Rosalba experiences culture clash, and comes to discover the distance between her old home and her new one. Her life in Pescara was characterized by ignorance and vulgarity, while in Venice, she is introduced to something new every day. There is also a linguistic gap between the two places. Rosalba’s husband is an extremely vulgar person, who tends to use a very thick dialect when he is outraged: “Si ting qualche novità, te la veng’a dic’io. Va buon?” (If I got any news, I will come and tell you, OK?). Meanwhile, Fernando, the man she falls for in Venice, speaks a very polite and elegant Italian. His expressions are often bookish: “E' mio dovere informarla” (It is my duty to inform you), “Ci troviamo quindi nella spiacevole situazione” (Therefore, we find ourselves in this unpleasant situation), “Mi duole contraddirla” (It kills me to contradict you), or “Me ne rallegro” (I brighten up). With such phrases, along with his kind manners, he conquers Rosalba. Little by little, she is naturally brought to look further than her own nose, rediscovering all those interests she had given up in order to become a proper wife, mother, and housewife.
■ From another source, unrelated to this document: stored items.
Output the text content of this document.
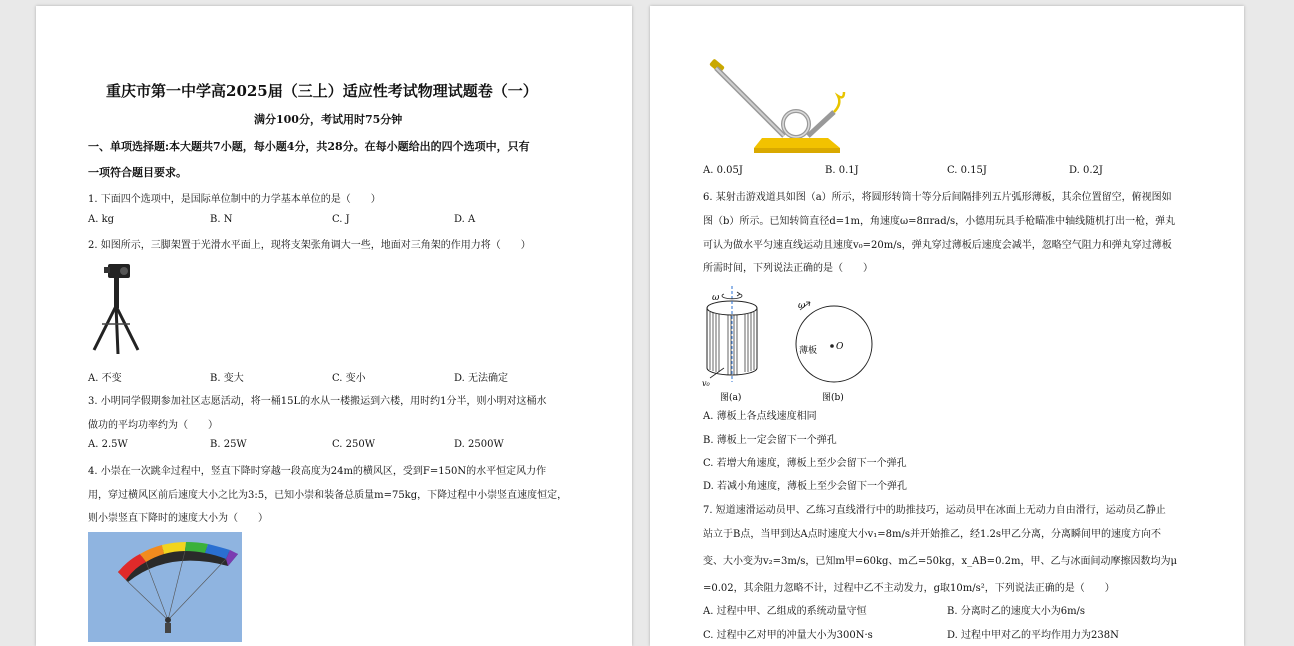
重庆市第一中学高2025届（三上）适应性考试物理试题卷（一）
满分100分，考试用时75分钟
一、单项选择题:本大题共7小题，每小题4分，共28分。在每小题给出的四个选项中，只有
一项符合题目要求。
1. 下面四个选项中，是国际单位制中的力学基本单位的是（　　）
A. kg	B. N	C. J	D. A
2. 如图所示，三脚架置于光滑水平面上，现将支架张角调大一些，地面对三角架的作用力将（　　）
A. 不变	B. 变大	C. 变小	D. 无法确定
3. 小明同学假期参加社区志愿活动，将一桶15L的水从一楼搬运到六楼，用时约1分半，则小明对这桶水
做功的平均功率约为（　　）
A. 2.5W	B. 25W	C. 250W	D. 2500W
4. 小崇在一次跳伞过程中，竖直下降时穿越一段高度为24m的横风区，受到F=150N的水平恒定风力作
用，穿过横风区前后速度大小之比为3:5，已知小崇和装备总质量m=75kg，下降过程中小崇竖直速度恒定，
则小崇竖直下降时的速度大小为（　　）
A. 0.05J	B. 0.1J	C. 0.15J	D. 0.2J
6. 某射击游戏道具如图（a）所示，将圆形转筒十等分后间隔排列五片弧形薄板，其余位置留空，俯视图如
图（b）所示。已知转筒直径d=1m，角速度ω=8πrad/s，小德用玩具手枪瞄准中轴线随机打出一枪，弹丸
可认为做水平匀速直线运动且速度v₀=20m/s，弹丸穿过薄板后速度会减半，忽略空气阻力和弹丸穿过薄板
所需时间，下列说法正确的是（　　）
ω
v₀
图(a)
ω
薄板 O
图(b)
A. 薄板上各点线速度相同
B. 薄板上一定会留下一个弹孔
C. 若增大角速度，薄板上至少会留下一个弹孔
D. 若减小角速度，薄板上至少会留下一个弹孔
7. 短道速滑运动员甲、乙练习直线滑行中的助推技巧，运动员甲在冰面上无动力自由滑行，运动员乙静止
站立于B点，当甲到达A点时速度大小v₁=8m/s并开始推乙，经1.2s甲乙分离，分离瞬间甲的速度方向不
变、大小变为v₂=3m/s，已知m甲=60kg、m乙=50kg，x_AB=0.2m，甲、乙与冰面间动摩擦因数均为μ
=0.02，其余阻力忽略不计，过程中乙不主动发力，g取10m/s²，下列说法正确的是（　　）
A. 过程中甲、乙组成的系统动量守恒	B. 分离时乙的速度大小为6m/s
C. 过程中乙对甲的冲量大小为300N·s	D. 过程中甲对乙的平均作用力为238N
Pane e tulipani is extremely rich from a linguistic point of view. Not only is there a contrast between Mimmo’s speech and Fernando’s, but many characters also talk with a thick Venetian dialect: “Me diseva che me voleva ben, mi ero mata per eo. E dopo so' restata incinta” (He said he loved me, I was crazy for him. And then I got pregnant). There are even snatches of Italian with deep Slavic sentence constructions and accent: “Trentamila tu trovava, io lo so. Fa 2.520.000. Allora contento? Hotel buono? Settimana scaduta. Trecentocinquantamila, soldi a mano, prego” (30.000 you found, I know. It makes 2.520.000. So, happy? Hotel good? Week over. 350.000, cash, please). Rosalba’s stay in Venice is jeopardized, at first, by her husband’s improvised private detective, and finally, by his mistress, who refuses to become the angel of the family hearth in Rosalba’s stead. Rosalba returns home, but Fernando does not give up, and he travels all the way to Pescara in the hopes of taking her back to Venice.